CPU based Culling

CPU based techniques include techniques like BSP portal systems with potential visibility sets (PVS), stand alone portal systems similar to the one used so far in the OpenGL Graphic Module or view blockers.

BSP Portal System

BSP based systems create a binary portal system based on the BSP tree. This technique has been made popular by the Quake based engines. PVS is a precomputation step calculating for all rooms in the BSP portal system which other rooms are potentially visible hence the name potentially visibility set.

This technique works best with static indoor scenes. The fragmentation in portal rooms increases though a lot with increasing scene complexity since portal generation is an automatic process. Furthermore for dynamic scenes the BSP based system is not suitable since changes in the portal system structure would invalidate the PVS which is time consuming to calculate.

This technique is not suitable for a game engine allowing all kinds of scenes.

Drag[en]gine Portal System

The portal system used so far in the OpenGL Graphic Module is based on a similar approach but the portal system is hand made by the artist. This allows to keep the complexity of the portal system to an utmost minimum which improves performance compared to the BSP portal system by a great deal. Visibily is calculated using frustum culling algorithms applied on the portal mesh.

This technique is fast if the complexity of the portal mesh is low. This works also with dynamic portal meshes since no precalculation of a PVS of any kind is done. Still with outdoor systems this kind of portal system is not the best choice. For this a better solution has been required which in the end fully replaces this portal system technique too.

Blocker Culling

Another possible technique is using blocker meshes. The idea behind blocker meshes is the observation that if an occluder is large enough object objects behind the occluder are fully invisible if they are fully included in the frustum produced by the occluder and the camera location. The advantage of this technique is that for testing a box or sphere (bounding volumes are enough) against a frustum there exist fast collision detection algorithms.

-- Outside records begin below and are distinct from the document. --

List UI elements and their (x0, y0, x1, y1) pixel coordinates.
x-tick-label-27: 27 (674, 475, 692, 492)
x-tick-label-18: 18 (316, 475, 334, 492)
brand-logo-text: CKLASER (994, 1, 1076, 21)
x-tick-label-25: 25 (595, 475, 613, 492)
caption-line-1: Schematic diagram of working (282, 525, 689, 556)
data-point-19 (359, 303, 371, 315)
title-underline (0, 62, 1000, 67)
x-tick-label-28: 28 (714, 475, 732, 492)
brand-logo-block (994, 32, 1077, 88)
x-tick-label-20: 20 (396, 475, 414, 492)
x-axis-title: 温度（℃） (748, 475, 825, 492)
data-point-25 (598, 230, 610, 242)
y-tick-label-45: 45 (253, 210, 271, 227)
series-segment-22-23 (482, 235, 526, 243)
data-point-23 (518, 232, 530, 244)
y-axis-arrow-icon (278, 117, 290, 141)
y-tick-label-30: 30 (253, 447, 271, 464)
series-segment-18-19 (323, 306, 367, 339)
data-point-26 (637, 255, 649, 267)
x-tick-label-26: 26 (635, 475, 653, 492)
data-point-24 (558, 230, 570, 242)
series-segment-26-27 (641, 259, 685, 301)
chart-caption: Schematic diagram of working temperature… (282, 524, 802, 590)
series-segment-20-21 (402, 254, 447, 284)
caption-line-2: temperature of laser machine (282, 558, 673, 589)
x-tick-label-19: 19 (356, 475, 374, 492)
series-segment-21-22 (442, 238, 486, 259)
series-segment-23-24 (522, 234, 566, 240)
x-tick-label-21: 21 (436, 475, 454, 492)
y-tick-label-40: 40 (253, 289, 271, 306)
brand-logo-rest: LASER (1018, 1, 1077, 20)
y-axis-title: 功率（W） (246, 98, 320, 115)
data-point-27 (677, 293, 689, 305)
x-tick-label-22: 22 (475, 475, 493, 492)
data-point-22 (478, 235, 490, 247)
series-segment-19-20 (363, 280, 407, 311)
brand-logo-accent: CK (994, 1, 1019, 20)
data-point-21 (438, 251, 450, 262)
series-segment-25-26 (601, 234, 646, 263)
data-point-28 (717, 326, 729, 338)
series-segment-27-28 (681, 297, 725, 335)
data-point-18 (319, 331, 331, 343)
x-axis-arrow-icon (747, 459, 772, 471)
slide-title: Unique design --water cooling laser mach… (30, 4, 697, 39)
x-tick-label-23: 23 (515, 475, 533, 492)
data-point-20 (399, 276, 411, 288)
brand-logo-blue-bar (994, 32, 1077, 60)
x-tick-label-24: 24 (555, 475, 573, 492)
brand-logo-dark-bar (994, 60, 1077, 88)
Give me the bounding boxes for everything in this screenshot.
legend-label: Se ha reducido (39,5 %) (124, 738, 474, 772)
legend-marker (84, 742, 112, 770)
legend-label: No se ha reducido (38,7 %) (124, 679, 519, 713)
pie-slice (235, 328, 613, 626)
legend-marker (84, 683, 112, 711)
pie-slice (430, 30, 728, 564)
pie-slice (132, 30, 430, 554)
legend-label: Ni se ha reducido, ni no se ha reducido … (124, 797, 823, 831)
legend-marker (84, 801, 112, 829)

This kind of culling is quite fast but suffers from overlapping culling problem. Overlapping culling refers to objects overlapping two or more occluders. If an object is covered by more than one culling object it is time consuming to figure out if the object is fully invisible or not since the object fails to be fully inside both culling frustums. The most common solution is to consider the object visible and call it a day since doing complex analytical testing of invisibility can cost more than simply sending the object down the render pipeline although invisible.

The OpenGL Module used blocker culling so far in addition to portal systems. With the new culling system though blocker culling is not required anymore. It can though still be used as a broad scale pre-culling for objects before doing the actual culling. This might come though perhaps in the future.

CPU/GPU based culling

The logical conclusion with the limited CPU systems is to think about taking it to the hardware instead. Some culling systems take advantage of the GPU for culling calculations. The basic idea is to let the rastarization of the graphic card and the depth buffer taking care of handling overlapping culling and dynamic occluders. Most of the time the CPU is still required to read back the result from the GPU calculation. In some cases the culling can be left fully on the GPU but in general this read-back to the CPU is required. This read-back is also the main problem of the CPU/GPU based culling techniques. The GPU is not designed to do fast reading back but to do fast writing/rendering. As soon as a read-back is done GPU stalling happens which reduces performances a lot.

Hardware Occlusion Query

The first solution invented to deal with moving occlusion testing to the hardware has been what is called hardware occlusion query or just occlusion query for short. Occlusion query is an extension for OpenGL which has seen various variations. nVidia, ATI and at the beginning HP each had their own version made for their graphic cards and chips. Later on this has been united into the ARB_occlusion_query extension. Basically occlusion query allows to create a query object and start a query on it. Then the bounding box of the object to occlusion test is rendered with a bare bone shader to be as fast as possible. Then the query is closed and the result read back. The result is an integer value stating how many pixels have been written to the screen. The actual culling work is done here by the depth buffer. This in turn requires a pre-depth pass to be rendered with potential occluders before doing queries. This thus counts all the pixels of the bounding box of the object to query that are in front of any blocking geometry.

This screen space approach is very simple and logic. While it sounds great in theory it is anything else but great in reality. You can do only one query at the time and for each query you need to render a box to the screen. This limits the number of objects you can reasonably query to only a handful. Testing a large number of objects is simply not possible. Furthermore one query typically takes 2-5ms to complete depending on the size of the tested object. Occlusion query is thus way too slow and inefficient to be used for a large scale culling of many objects on the screen.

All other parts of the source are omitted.